Design of High Temperature SiC LJFET-Based Logic Inverter and Integrated Gate Driver

I Power integrated circuit based on SiC lateral JFET promises to operate at temperatures beyond 300 degrees C. In this paper, design constraints in selecting the LJFET threshold voltage, the load resistance and the DC power supply voltage to obtain proper gate driver circuit functionality in the temperature range of 25 degrees C similar to 300 degrees C are investigated through extensive experimentation. The study shows that an appropriate load resistance needs to be chosen for a given LJFET for the trade-off between good output voltage swing and a good output current driving capability. It is also shown that increasing the power supply voltage usually increases both the voltage swing and output current capability, with the cost of increased power consumption.

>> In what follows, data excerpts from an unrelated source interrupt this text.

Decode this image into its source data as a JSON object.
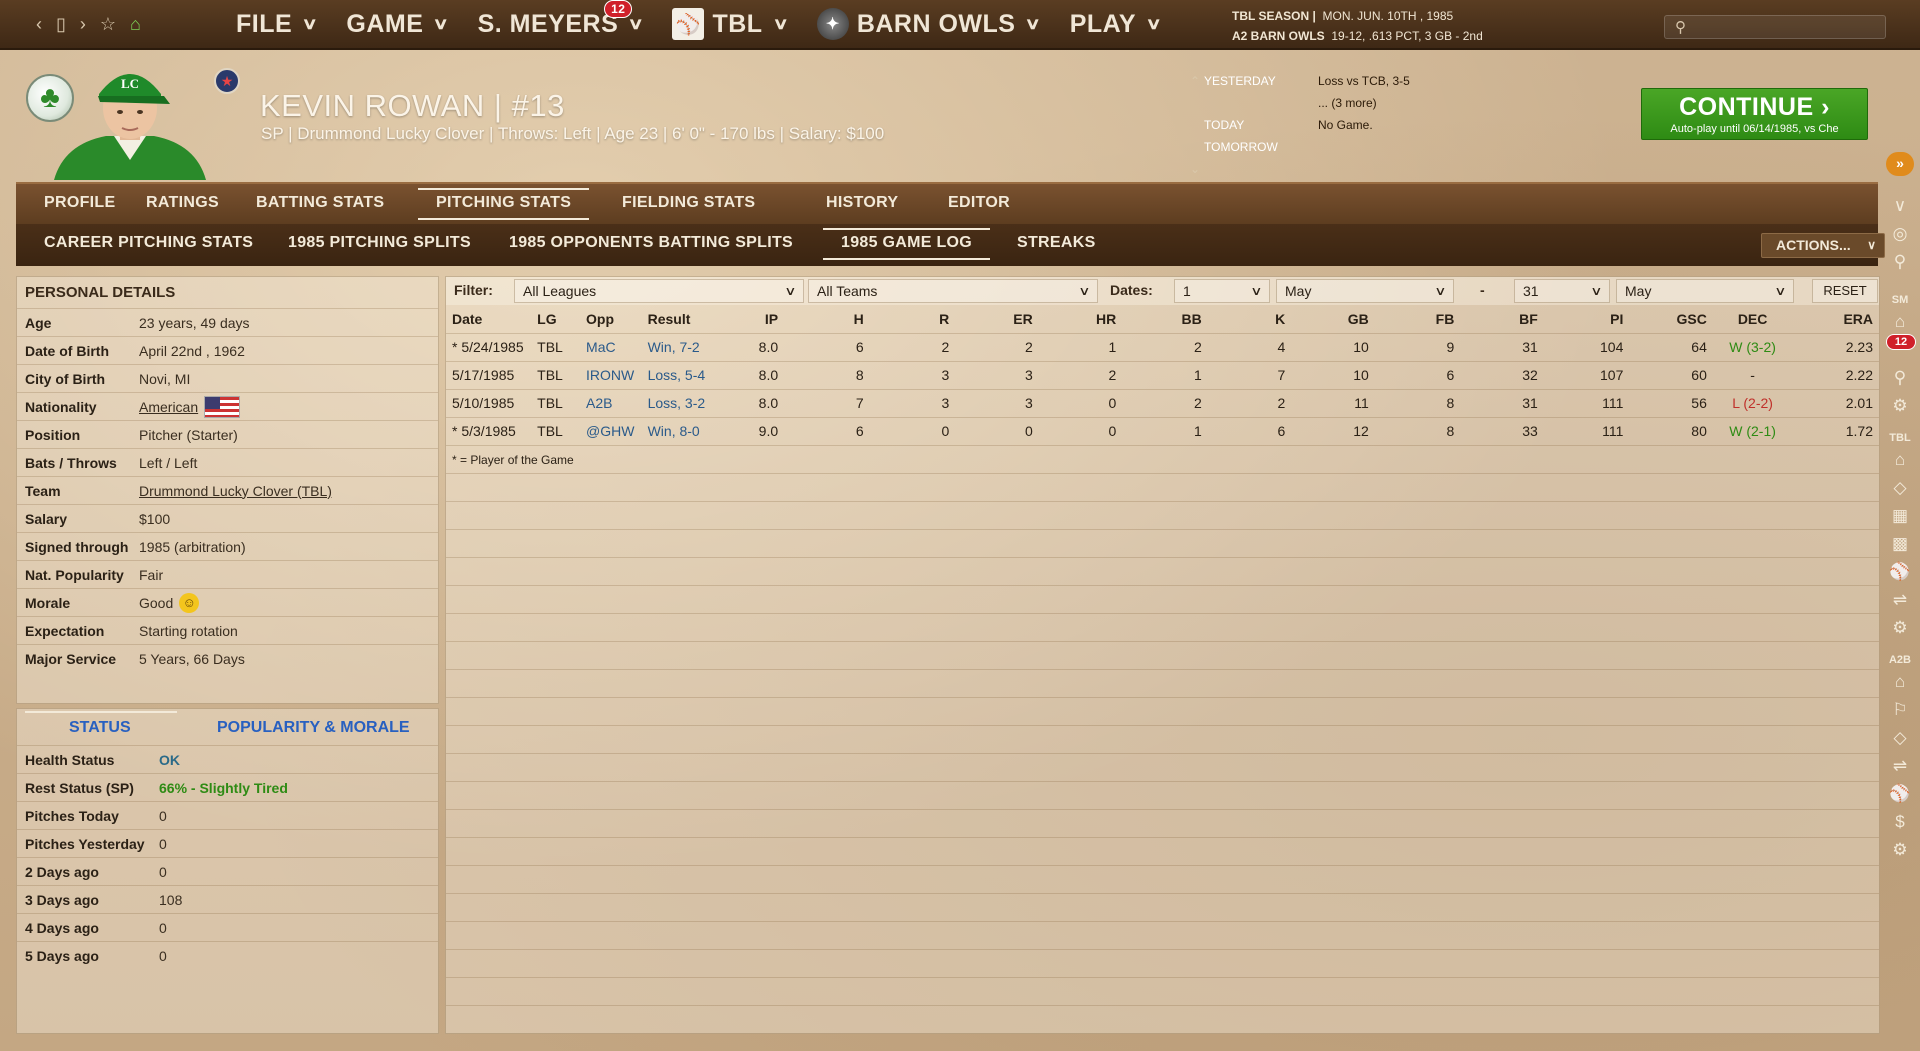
{
  "topbar": {
    "nav_icons": [
      "back-icon",
      "page-icon",
      "forward-icon",
      "star-icon",
      "home-icon"
    ],
    "menu": [
      {
        "label": "FILE"
      },
      {
        "label": "GAME"
      },
      {
        "label": "S. MEYERS",
        "badge": "12"
      },
      {
        "label": "TBL",
        "icon": "pitcher-logo-icon"
      },
      {
        "label": "BARN OWLS",
        "icon": "barn-owls-logo-icon"
      },
      {
        "label": "PLAY"
      }
    ],
    "season_line1": "TBL SEASON",
    "season_line1_date": "MON. JUN. 10TH , 1985",
    "season_line2": "A2 BARN OWLS",
    "season_line2_stats": "19-12, .613 PCT, 3 GB - 2nd",
    "search_placeholder": ""
  },
  "player": {
    "cap_letters": "LC",
    "name": "KEVIN ROWAN  |  #13",
    "sub": "SP | Drummond Lucky Clover  |  Throws: Left  |  Age 23  |  6' 0\" - 170 lbs  |  Salary: $100"
  },
  "schedule": {
    "rows": [
      {
        "label": "YESTERDAY",
        "value": "Loss vs TCB, 3-5"
      },
      {
        "label": "",
        "value": "... (3 more)"
      },
      {
        "label": "TODAY",
        "value": "No Game."
      },
      {
        "label": "TOMORROW",
        "value": ""
      }
    ]
  },
  "continue": {
    "label": "CONTINUE",
    "sub": "Auto-play until 06/14/1985, vs Che"
  },
  "tabs_main": [
    "PROFILE",
    "RATINGS",
    "BATTING STATS",
    "PITCHING STATS",
    "FIELDING STATS",
    "HISTORY",
    "EDITOR"
  ],
  "tabs_main_active": "PITCHING STATS",
  "tabs_sub": [
    "CAREER PITCHING STATS",
    "1985 PITCHING SPLITS",
    "1985 OPPONENTS BATTING SPLITS",
    "1985 GAME LOG",
    "STREAKS"
  ],
  "tabs_sub_active": "1985 GAME LOG",
  "actions_label": "ACTIONS...",
  "personal": {
    "title": "PERSONAL DETAILS",
    "rows": [
      {
        "k": "Age",
        "v": "23 years, 49 days"
      },
      {
        "k": "Date of Birth",
        "v": "April 22nd , 1962"
      },
      {
        "k": "City of Birth",
        "v": "Novi, MI"
      },
      {
        "k": "Nationality",
        "v": "American"
      },
      {
        "k": "Position",
        "v": "Pitcher (Starter)"
      },
      {
        "k": "Bats / Throws",
        "v": "Left / Left"
      },
      {
        "k": "Team",
        "v": "Drummond Lucky Clover (TBL)"
      },
      {
        "k": "Salary",
        "v": "$100"
      },
      {
        "k": "Signed through",
        "v": "1985 (arbitration)"
      },
      {
        "k": "Nat. Popularity",
        "v": "Fair"
      },
      {
        "k": "Morale",
        "v": "Good"
      },
      {
        "k": "Expectation",
        "v": "Starting rotation"
      },
      {
        "k": "Major Service",
        "v": "5 Years, 66 Days"
      }
    ]
  },
  "status": {
    "tabs": [
      "STATUS",
      "POPULARITY & MORALE"
    ],
    "rows": [
      {
        "k": "Health Status",
        "v": "OK"
      },
      {
        "k": "Rest Status (SP)",
        "v": "66% - Slightly Tired"
      },
      {
        "k": "Pitches Today",
        "v": "0"
      },
      {
        "k": "Pitches Yesterday",
        "v": "0"
      },
      {
        "k": "2 Days ago",
        "v": "0"
      },
      {
        "k": "3 Days ago",
        "v": "108"
      },
      {
        "k": "4 Days ago",
        "v": "0"
      },
      {
        "k": "5 Days ago",
        "v": "0"
      }
    ]
  },
  "filter": {
    "label": "Filter:",
    "league": "All Leagues",
    "team": "All Teams",
    "dates_label": "Dates:",
    "from_day": "1",
    "from_month": "May",
    "dash": "-",
    "to_day": "31",
    "to_month": "May",
    "reset": "RESET"
  },
  "gamelog": {
    "columns": [
      "Date",
      "LG",
      "Opp",
      "Result",
      "IP",
      "H",
      "R",
      "ER",
      "HR",
      "BB",
      "K",
      "GB",
      "FB",
      "BF",
      "PI",
      "GSC",
      "DEC",
      "ERA"
    ],
    "rows": [
      [
        "* 5/24/1985",
        "TBL",
        "MaC",
        "Win, 7-2",
        "8.0",
        "6",
        "2",
        "2",
        "1",
        "2",
        "4",
        "10",
        "9",
        "31",
        "104",
        "64",
        "W (3-2)",
        "2.23"
      ],
      [
        "5/17/1985",
        "TBL",
        "IRONW",
        "Loss, 5-4",
        "8.0",
        "8",
        "3",
        "3",
        "2",
        "1",
        "7",
        "10",
        "6",
        "32",
        "107",
        "60",
        "-",
        "2.22"
      ],
      [
        "5/10/1985",
        "TBL",
        "A2B",
        "Loss, 3-2",
        "8.0",
        "7",
        "3",
        "3",
        "0",
        "2",
        "2",
        "11",
        "8",
        "31",
        "111",
        "56",
        "L (2-2)",
        "2.01"
      ],
      [
        "* 5/3/1985",
        "TBL",
        "@GHW",
        "Win, 8-0",
        "9.0",
        "6",
        "0",
        "0",
        "0",
        "1",
        "6",
        "12",
        "8",
        "33",
        "111",
        "80",
        "W (2-1)",
        "1.72"
      ]
    ],
    "footnote": "* = Player of the Game"
  },
  "right_sidebar": {
    "labels": [
      "SM",
      "TBL",
      "A2B"
    ],
    "badge": "12"
  },
  "colors": {
    "accent_green": "#2e8b14",
    "loss_red": "#c0302a",
    "link_blue": "#2a5a8a",
    "header_brown": "#5a3d22"
  }
}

Measurements at various temperatures up to 300 degrees C reveal that the output voltage swing decreases significantly at higher temperatures. The design window for LJFET threshold voltage is found to be OV similar to 2.0V at 25 degrees C but narrows down to 0.5V similar to 1.2V at 300 degrees C. Such a threshold voltage window is considered to be achievable in a large scale IC facility. Finally, a 4-stage gate driver circuit capable of operation at both 25 degrees C and 300 degrees C is reported. This work aims at providing a foundation for the fabrication process and device design of a possible full-scale power IC on SiC.